A: It depends who you ask! My ten year old is a bit on the fence with all of this and stated to me that he has come to realize he is “more of an urban guy.”  I see a lot of history repeating itself. I can certainly relate to how he is feeling and hope we can help him find his niche in the operation over time, just as I did. Josh could not be more excited – he gains a lot of satisfaction with working the land, creating things, and learning new skills.

Through this process we have gone through a lot of soul searching over the past eight months on what kind of life we want to be living and creating for our children.  For many reasons it’s been a big year in self-reflection and asking big important questions of each other. We’ve had to get clear on what we want our daily lives to look like, what was important and what wasn’t anymore. As a family we were not always in total alignment - and it has taken a little bit of time to get clear.

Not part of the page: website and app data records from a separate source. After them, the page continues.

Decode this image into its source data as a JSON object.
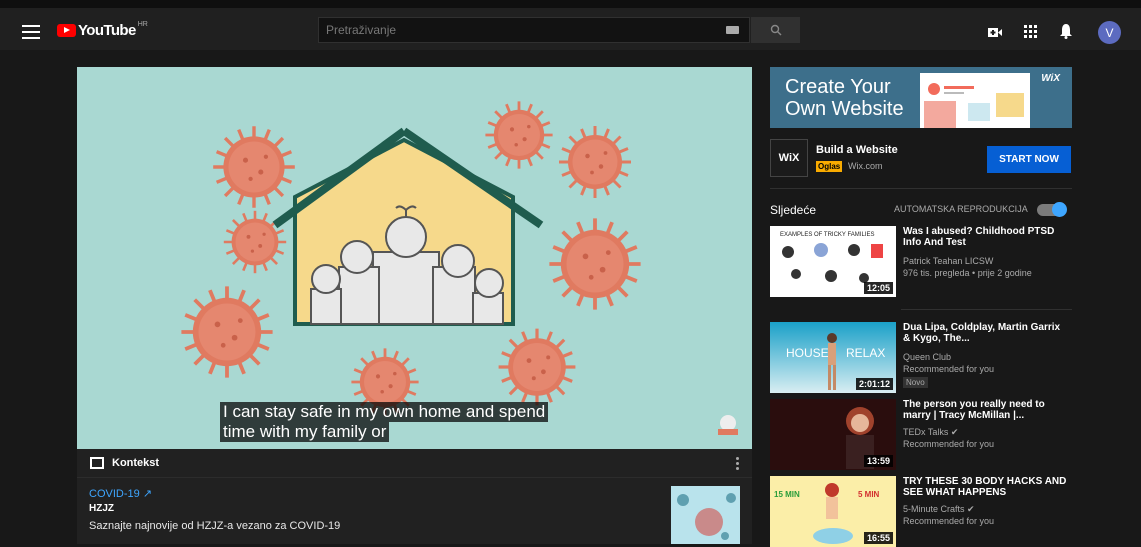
{
  "header": {
    "logo_text": "YouTube",
    "region": "HR",
    "search_placeholder": "Pretraživanje",
    "avatar_letter": "V",
    "icons": [
      "menu-icon",
      "keyboard-icon",
      "search-icon",
      "create-video-icon",
      "apps-icon",
      "notifications-icon"
    ]
  },
  "player": {
    "caption_line1": "I can stay safe in my own home and spend",
    "caption_line2": "time with my family or"
  },
  "context": {
    "heading": "Kontekst",
    "link": "COVID-19",
    "source": "HZJZ",
    "description": "Saznajte najnovije od HZJZ-a vezano za COVID-19"
  },
  "ad": {
    "banner_text": "Create Your Own Website",
    "banner_brand": "WiX",
    "logo_text": "WiX",
    "title": "Build a Website",
    "badge": "Oglas",
    "domain": "Wix.com",
    "cta": "START NOW"
  },
  "up_next": {
    "label": "Sljedeće",
    "autoplay_label": "AUTOMATSKA REPRODUKCIJA",
    "autoplay_on": true
  },
  "recommendations": [
    {
      "title": "Was I abused? Childhood PTSD Info And Test",
      "channel": "Patrick Teahan LICSW",
      "meta": "976 tis. pregleda • prije 2 godine",
      "duration": "12:05",
      "thumb_caption": "EXAMPLES OF TRICKY FAMILIES"
    },
    {
      "title": "Dua Lipa, Coldplay, Martin Garrix & Kygo, The...",
      "channel": "Queen Club",
      "meta": "Recommended for you",
      "badge": "Novo",
      "duration": "2:01:12",
      "thumb_left": "HOUSE",
      "thumb_right": "RELAX"
    },
    {
      "title": "The person you really need to marry | Tracy McMillan |...",
      "channel": "TEDx Talks",
      "meta": "Recommended for you",
      "duration": "13:59",
      "verified": true
    },
    {
      "title": "TRY THESE 30 BODY HACKS AND SEE WHAT HAPPENS",
      "channel": "5-Minute Crafts",
      "meta": "Recommended for you",
      "duration": "16:55",
      "verified": true,
      "thumb_left": "15 MIN",
      "thumb_right": "5 MIN"
    }
  ],
  "colors": {
    "accent_blue": "#3ea6ff",
    "cta_blue": "#065fd4",
    "youtube_red": "#ff0000",
    "background": "#181818",
    "video_bg": "#a9d8d2",
    "virus": "#e07a60",
    "house_fill": "#f6d98b",
    "house_roof": "#1f5c4e"
  }
}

Now that it has, it feels really refreshing, scary, and exciting all at once!

Q: What about for you - have you noticed a shift in priorities or perspective as you waded into the business of launching a camp and farm retreat, far away from the hustle and bustle of food manufacturing?
A: Absolutely. Tops’l has come together very quickly – from vision to brand to execution.  Building the infrastructure on the property has been a hustle of another kind. It has absolutely been drawing on a different part of my brain and I’ve loved every minute of the process so far. I am so inspired by what we are creating – for our family, for our guests, and for the community. Collaborating with local folks, reconnecting with my family – these are all elements to our new path that I am driven by every day.

Q: With all of the adventuring your guests have in store at Tops’l Farm, some well-earned relaxation, glass of wine in hand, is a natural pairing. Which of Coppola Winery’s wines do you think is best suited for the starry summer nights after a day spent frolicking in the fields and picking blueberries?
A: Votre Sante, “to your health,” inspired by a maternal influence in the Coppola family is a perfect pairing for adventures at Tops’l Farm. With roots seeped in history, family, and an appreciation for culture, this wine pairs perfectly with our belief that farm fresh air and moments to connect with friends and family are the perfect recipe for longevity and health of the spirit & soul.